Like its counterparts everywhere, the Dutch Red Cross acted as a missing persons bureau during and after the second world war. In fact, as soon as the way was cleared into Germany, they sent teams in to gather up as much documentation about missing Dutch nationals as they could find. (They weren’t the only ones, “capturing” German documents was a bit of a sport at the time). They also asked all repatriates to fill out a form specifying with whom they had been arrested, which prisons and/or camps they had been in, who they had seen die where, and who they had seen be transferred to which prison or camp. But a quirk of Dutch law pushed the efforts of the Dutch RC Information Bureau beyond anyone else’s. The Dutch required that death certificates be issued by the town in which the death occurred.

It was hard enough to figure out what happened to a missing person in 1945 let alone get a death certificate from the town clerk of Auschwitz or Bergen-Belsen. Yet without the death certificate widows and orphans could not collect life insurance or apply for pensions or benefits. Property could not be sold or estates settled. Survivors were gridlocked financially as well as emotionally.

The families turned to the Red Cross not only to discover their missing loved ones but to provide a death certificate for those who would never return. And the Red Cross did its utmost to help in extremely difficult circumstances and despite the town clerks in Germany who kept writing back to demand more documentation from Dutch town clerks.

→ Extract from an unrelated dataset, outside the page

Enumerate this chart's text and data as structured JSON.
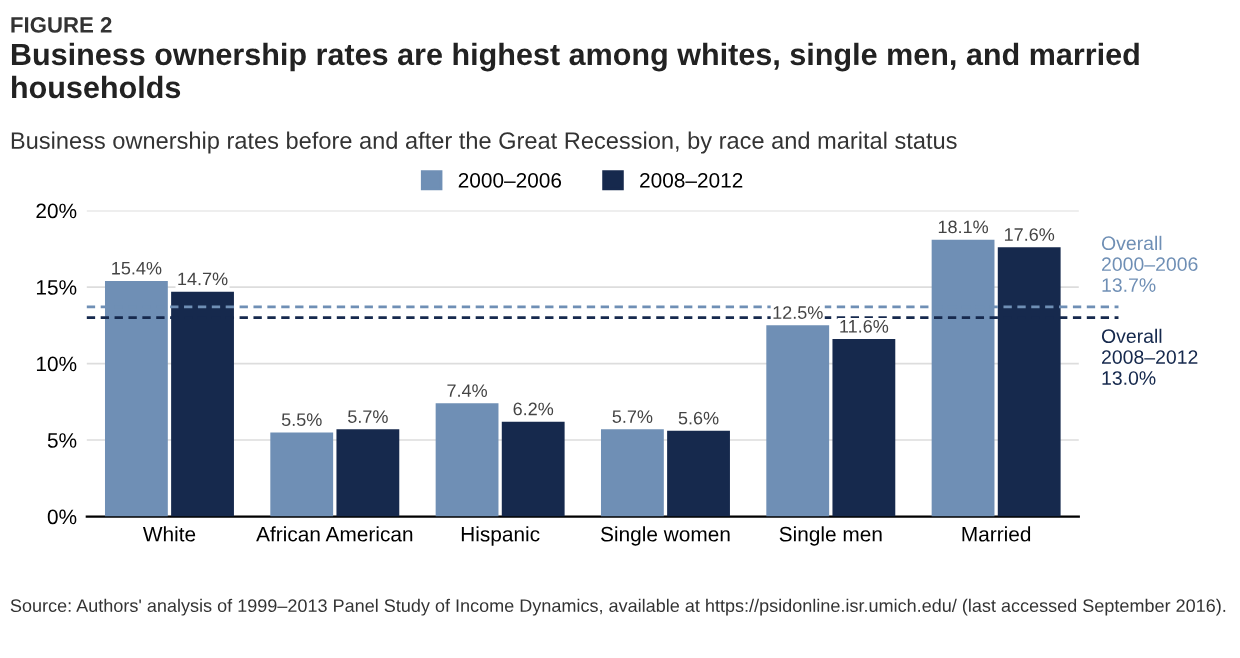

Finally a court case impelled the Dutch supreme court to make an exception to the rules regarding death certificates. As of 1949 the Ministry of Justice and the Ministry of Social Affairs were able to issue them based on the most probable place and date of death as determined by the Dutch Red Cross. In order to do that the RC Information Bureau reconstructed every transport that left the Netherlands into booklets that specify how many prisoners were on the train, where it stopped, how many people were taken off where. They collected the card indexes of the Amsterdam Jewish Council and of prisons and camps in the Netherlands. They gathered up official photocopies of the prisoner registers from concentration camps across the Third Reich.

But of course the Red Cross helps anyone in need so they also have dossiers on the thousands of Dutch men who volunteered to fight Bolshevism in German uniform and disappeared on the Russian Front. They also have forms of Dutch nationals who found themselves in Brussels in 1944 and list after list after list of Dutch citizens incarcerated by the Japanese in the Netherlands East Indies.

Extraordinarily, what the archives of the Information Bureau of the Dutch Red Cross has, is a detailed register of the displacement of the Dutch population by the Second World War.

That includes a good many Dutch members of Dutch-Paris who were arrested and/or deported by the Germans. My thanks to Raymund Schütz who has not only gone far out of his way to help me find the files of people whose names are often misspelled, but has made room for me in the archivists’ office to read through them.